“Eu acho que criminalista não sabe defender inocente.  Criminalista defende bandido” – Lula, em entrevista esta semana.

Lula já foi preso algumas vezes na vida. As prisões eram justas ou injustas? Hoje isso pouco importa: cada brasileiro já formou sua opinião, e absolutamente tudo já foi escrito e dito sobre este assunto.

O que me importa aqui é a postura de alguém que, tendo visto tantas vezes o sol nascer quadrado, desrespeita a profissão que o salvou de permanecer no cárcere por muito mais tempo.

Lula, que apesar de não ser um intelectual está longe de ser um homem burro, ofendeu homens e mulheres que lhe estenderam a mão nesses momentos de cárcere, mostrando ser capaz de falar qualquer besteira para se dizer mais honesto que os outros.

Se criminalistas só defendem culpados, como ele mesmo disse, fico despreocupado com o Poder Judiciário e parabenizo aqui Sérgio Moro.

É que Lula, ao falsear os fatos, deu por confessar sua criminalidade e a de seus companheiros. 

Se criminalistas só defendem culpados…

Um pouco de história não fará mal a ninguém.

Quando foi preso nos anos 70, Lula contou com Sepulveda Pertence e Márcio Thomaz Bastos em suas defesas. Ambos criminalistas históricos, de sucesso estrondoso. 

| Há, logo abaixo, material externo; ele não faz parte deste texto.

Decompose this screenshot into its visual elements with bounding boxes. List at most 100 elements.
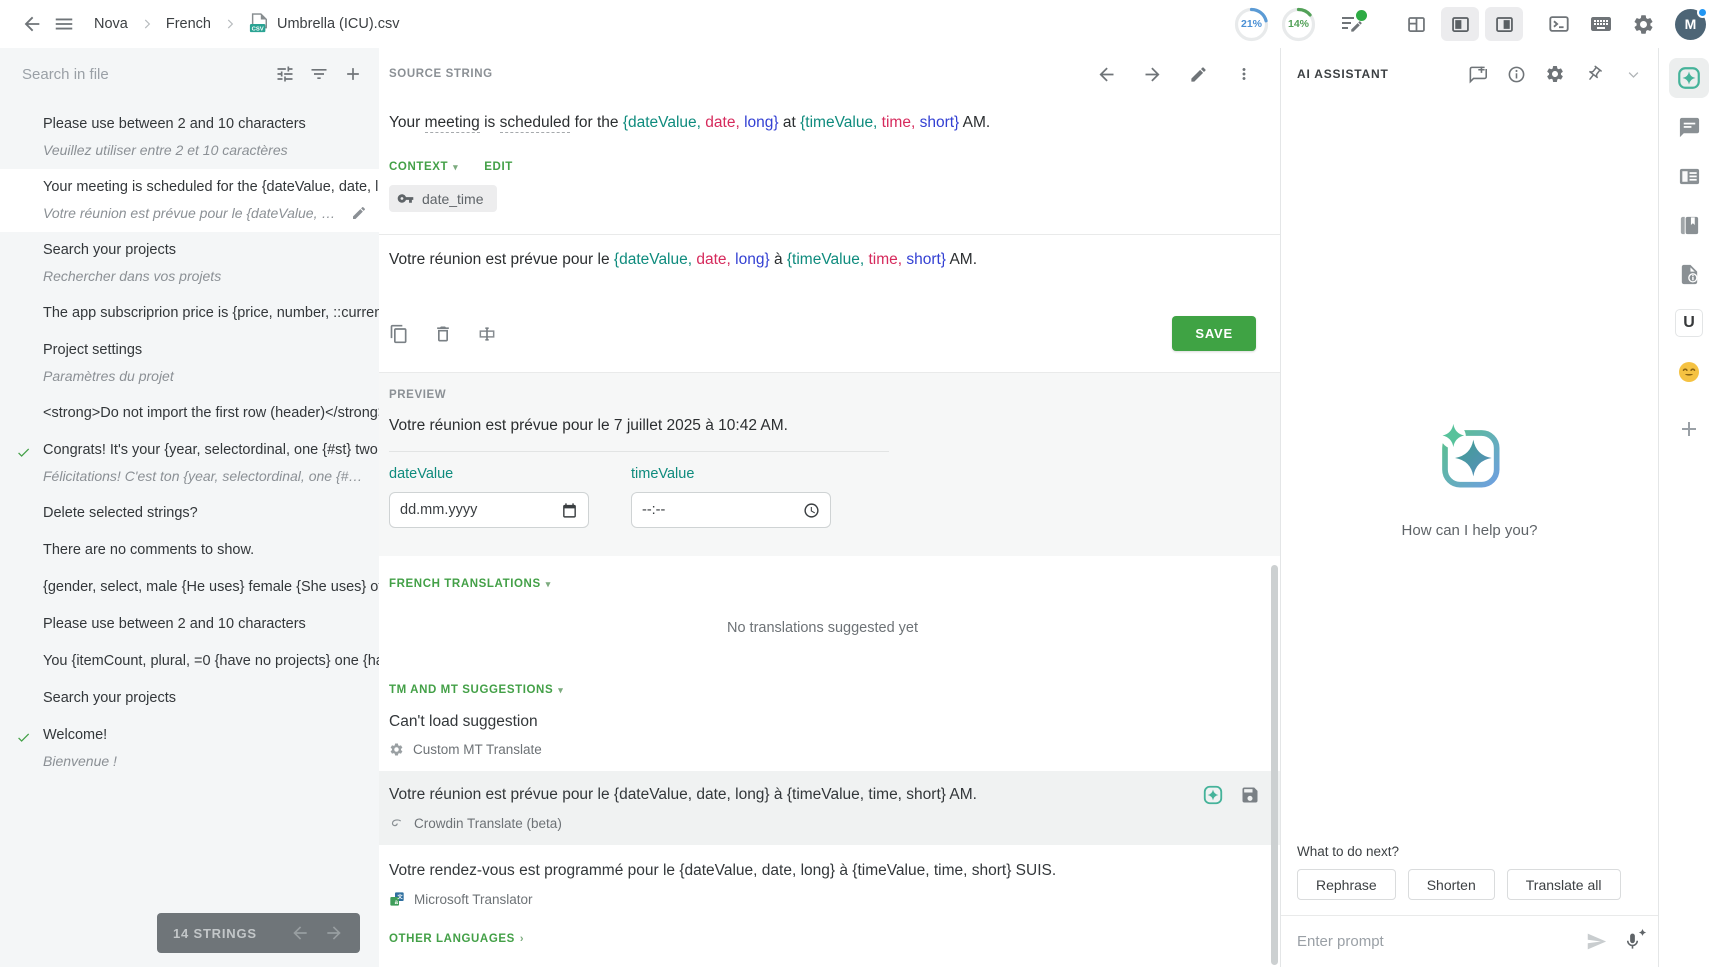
prev-page-icon[interactable] <box>290 923 310 943</box>
string-list-item[interactable]: You {itemCount, plural, =0 {have no proj… <box>0 643 379 680</box>
string-key-chip[interactable]: date_time <box>389 185 497 212</box>
time-input[interactable]: --:-- <box>631 492 831 528</box>
translation-input[interactable]: Votre réunion est prévue pour le {dateVa… <box>389 235 1256 270</box>
user-avatar[interactable]: M <box>1675 9 1706 40</box>
string-list-item[interactable]: Delete selected strings? <box>0 495 379 532</box>
save-button[interactable]: SAVE <box>1172 316 1256 351</box>
clear-translation-button[interactable] <box>433 324 453 344</box>
terminal-icon <box>1548 13 1570 35</box>
source-section: SOURCE STRING Your meeting is scheduled … <box>379 48 1280 372</box>
strings-sidebar: Please use between 2 and 10 characters V… <box>0 48 379 967</box>
translated-progress[interactable]: 21% <box>1233 6 1270 43</box>
edit-source-button[interactable] <box>1186 62 1210 86</box>
chevron-right-icon <box>140 17 154 31</box>
other-languages-toggle[interactable]: OTHER LANGUAGES› <box>389 933 1256 945</box>
assistant-settings-button[interactable] <box>1544 63 1566 85</box>
string-list-item[interactable]: Please use between 2 and 10 characters <box>0 606 379 643</box>
clock-icon[interactable] <box>803 502 820 519</box>
new-conversation-button[interactable] <box>1466 63 1488 85</box>
shortcuts-button[interactable] <box>1585 8 1617 40</box>
tm-suggestion[interactable]: Votre rendez-vous est programmé pour le … <box>379 845 1280 921</box>
edit-context-button[interactable]: EDIT <box>484 161 513 173</box>
previous-string-button[interactable] <box>1094 62 1118 86</box>
next-page-icon[interactable] <box>324 923 344 943</box>
string-list-item[interactable]: Project settings Paramètres du projet <box>0 332 379 395</box>
filter-icon[interactable] <box>309 64 329 84</box>
chevron-right-icon: › <box>520 933 524 945</box>
main-menu-button[interactable] <box>48 8 80 40</box>
editor-scrollbar[interactable] <box>1271 565 1278 965</box>
divider <box>389 451 889 452</box>
tm-suggestion[interactable]: Can't load suggestion Custom MT Translat… <box>379 696 1280 771</box>
string-list-item[interactable]: Congrats! It's your {year, selectordinal… <box>0 432 379 495</box>
file-info-tab[interactable] <box>1669 254 1709 294</box>
use-suggestion-button[interactable] <box>1240 785 1260 805</box>
text-run: at <box>779 114 801 131</box>
breadcrumb-file[interactable]: Umbrella (ICU).csv <box>249 13 399 35</box>
breadcrumb-language[interactable]: French <box>166 16 211 32</box>
terms-tab[interactable] <box>1669 156 1709 196</box>
tm-suggestion[interactable]: Votre réunion est prévue pour le {dateVa… <box>379 771 1280 845</box>
date-input[interactable]: dd.mm.yyyy <box>389 492 589 528</box>
keyboard-icon <box>1589 12 1613 36</box>
string-list-item[interactable]: Search your projects Rechercher dans vos… <box>0 232 379 295</box>
save-icon <box>1240 785 1260 805</box>
shorten-button[interactable]: Shorten <box>1408 869 1495 900</box>
advanced-filter-icon[interactable] <box>275 64 295 84</box>
assistant-info-button[interactable] <box>1505 63 1527 85</box>
prompt-input[interactable] <box>1297 933 1570 950</box>
dictionary-tab[interactable] <box>1669 205 1709 245</box>
collapse-panel-button[interactable] <box>1622 63 1644 85</box>
tm-suggestions-dropdown[interactable]: TM AND MT SUGGESTIONS▾ <box>389 684 1256 696</box>
add-string-icon[interactable] <box>343 64 363 84</box>
ai-sparkle-icon <box>1202 784 1224 806</box>
layout-right-panel-button[interactable] <box>1485 7 1523 41</box>
settings-button[interactable] <box>1627 8 1659 40</box>
approved-progress[interactable]: 14% <box>1280 6 1317 43</box>
string-list-item[interactable]: <strong>Do not import the first row (hea… <box>0 395 379 432</box>
file-info-icon <box>1678 263 1701 286</box>
search-input[interactable] <box>22 66 261 83</box>
breadcrumb-project[interactable]: Nova <box>94 16 128 32</box>
string-list-item[interactable]: Please use between 2 and 10 characters V… <box>0 106 379 169</box>
string-list-item[interactable]: Your meeting is scheduled for the {dateV… <box>0 169 379 232</box>
rephrase-button[interactable]: Rephrase <box>1297 869 1396 900</box>
string-list-item[interactable]: Search your projects <box>0 680 379 717</box>
approved-check-icon <box>16 445 31 460</box>
crowdin-editor-app: Nova French Umbrella (ICU).csv 21% 14% <box>0 0 1720 967</box>
layout-left-panel-button[interactable] <box>1441 7 1479 41</box>
console-button[interactable] <box>1543 8 1575 40</box>
next-string-button[interactable] <box>1140 62 1164 86</box>
send-icon[interactable] <box>1586 931 1607 952</box>
translate-all-button[interactable]: Translate all <box>1507 869 1621 900</box>
string-translation-text: Votre réunion est prévue pour le {dateVa… <box>43 203 365 224</box>
comment-icon <box>1678 116 1701 139</box>
string-list-item[interactable]: The app subscriprion price is {price, nu… <box>0 295 379 332</box>
pin-icon <box>1581 61 1606 86</box>
add-app-button[interactable] <box>1669 409 1709 449</box>
proofread-mode-button[interactable] <box>1335 8 1369 40</box>
untranslated-status-icon <box>16 651 30 672</box>
string-menu-button[interactable] <box>1232 62 1256 86</box>
string-list-item[interactable]: {gender, select, male {He uses} female {… <box>0 569 379 606</box>
copy-source-button[interactable] <box>389 324 409 344</box>
pin-panel-button[interactable] <box>1579 59 1610 90</box>
voice-input-button[interactable] <box>1623 932 1642 951</box>
calendar-icon[interactable] <box>561 502 578 519</box>
icu-placeholder: {timeValue, <box>787 251 864 268</box>
select-text-button[interactable] <box>477 324 497 344</box>
string-list-item[interactable]: There are no comments to show. <box>0 532 379 569</box>
layout-split-icon <box>1406 14 1427 35</box>
suggestion-text: Votre rendez-vous est programmé pour le … <box>389 861 1256 881</box>
comments-tab[interactable] <box>1669 107 1709 147</box>
string-list-item[interactable]: Welcome! Bienvenue ! <box>0 717 379 780</box>
layout-switcher <box>1397 7 1523 41</box>
u-app-tab[interactable]: U <box>1669 303 1709 343</box>
ai-assistant-tab[interactable] <box>1669 58 1709 98</box>
layout-split-button[interactable] <box>1397 7 1435 41</box>
french-translations-dropdown[interactable]: FRENCH TRANSLATIONS▾ <box>389 578 1256 590</box>
back-button[interactable] <box>16 8 48 40</box>
insert-suggestion-button[interactable] <box>1202 784 1224 806</box>
context-dropdown[interactable]: CONTEXT▾ <box>389 161 458 173</box>
emoji-app-tab[interactable] <box>1669 352 1709 392</box>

Eles só defendiam culpados? É isso, Luiz Inácio? A ditadura estava certa?

Sigamos.

Mensalão, início dos anos 2000.

O PT sofria então seu primeiro grande baque político-criminal. Toda a cúpula do Partido foi acusada.

Quem a defendeu? Os criminalistas. Sim, aqueles que só advogam para culpados.

Terá sido uma confissão tardia?

José Genoino, defendido pelo saudoso amigo Luis Fernando Pacheco.

José Dirceu, defendido por José Luís Oliveira Lima.

Duda Mendonça, defendido por Tales Castelo Branco em um primeiro momento, e depois por Antônio Carlos de Almeida Castro e Luciano Feldens, ao final.

Delúbio Soares, o todo poderoso tesoureiro do PT, defendido por Arnaldo Malheiros Filho.

Antônio Cláudio Mariz de Oliveira, Márcio Thomaz Bastos e José Carlos Dias, para banqueiros e seus familiares acusados de envolvimento.

Todos eles grandes criminalistas. 

Mas todos defensores de culpados, segundo o “jênio” ingrato.

A confissão sobre o Mensalão tardou, mas veio segundo essa lógica tosca.

Mas o tempo passa, torcida brasileira, diria Fiori.

E chegamos ao tempo de Moro e sua operação curitibana.

Palocci foi defendido por José Roberto Batochio.

José Dirceu, por Roberto Podval.

Gleisi Hoffmann, por Juliano Breda.

Os donos das empresas, defendidos por Alexandre Wunderlich, Mariz de Oliveira, Alberto Toron, Flávia Rahal, Dora Cavalcanti, Nabor Bulhões.

Michel Temer, defendido por Mariz e Eduardo Carnelós.

Dilma Rousseff, por Alberto Toron.

Aécio Neves, idem.

Todos, absolutamente todos, criminalistas de escol.

Segundo Lula, todos defendendo culpados.

Uma pena, Lula. Às vésperas da eleição de 2026, ofender uma classe da qual você e seus companheiros têm precisado tanto não é inteligente, e desrespeita sua história.

E o ato falho da confissão agrava ainda mais a besteira falada. Pois além de tudo, é mentiroso. Juarez Cirino, Sepulveda Pertence e José Roberto Batochio – todos defenderam Lula e pensaram as teses usadas anos depois na anulação dos processos. Esquecê-los é desrespeitá-los.

Quase me esqueci: o filho de Lula contratou um criminalista.

E os demais investigados nessa história do INSS, também.

Com a palavra, o Presidente. Culpados ou inocentes?

Thiago Anastácio é advogado criminalista.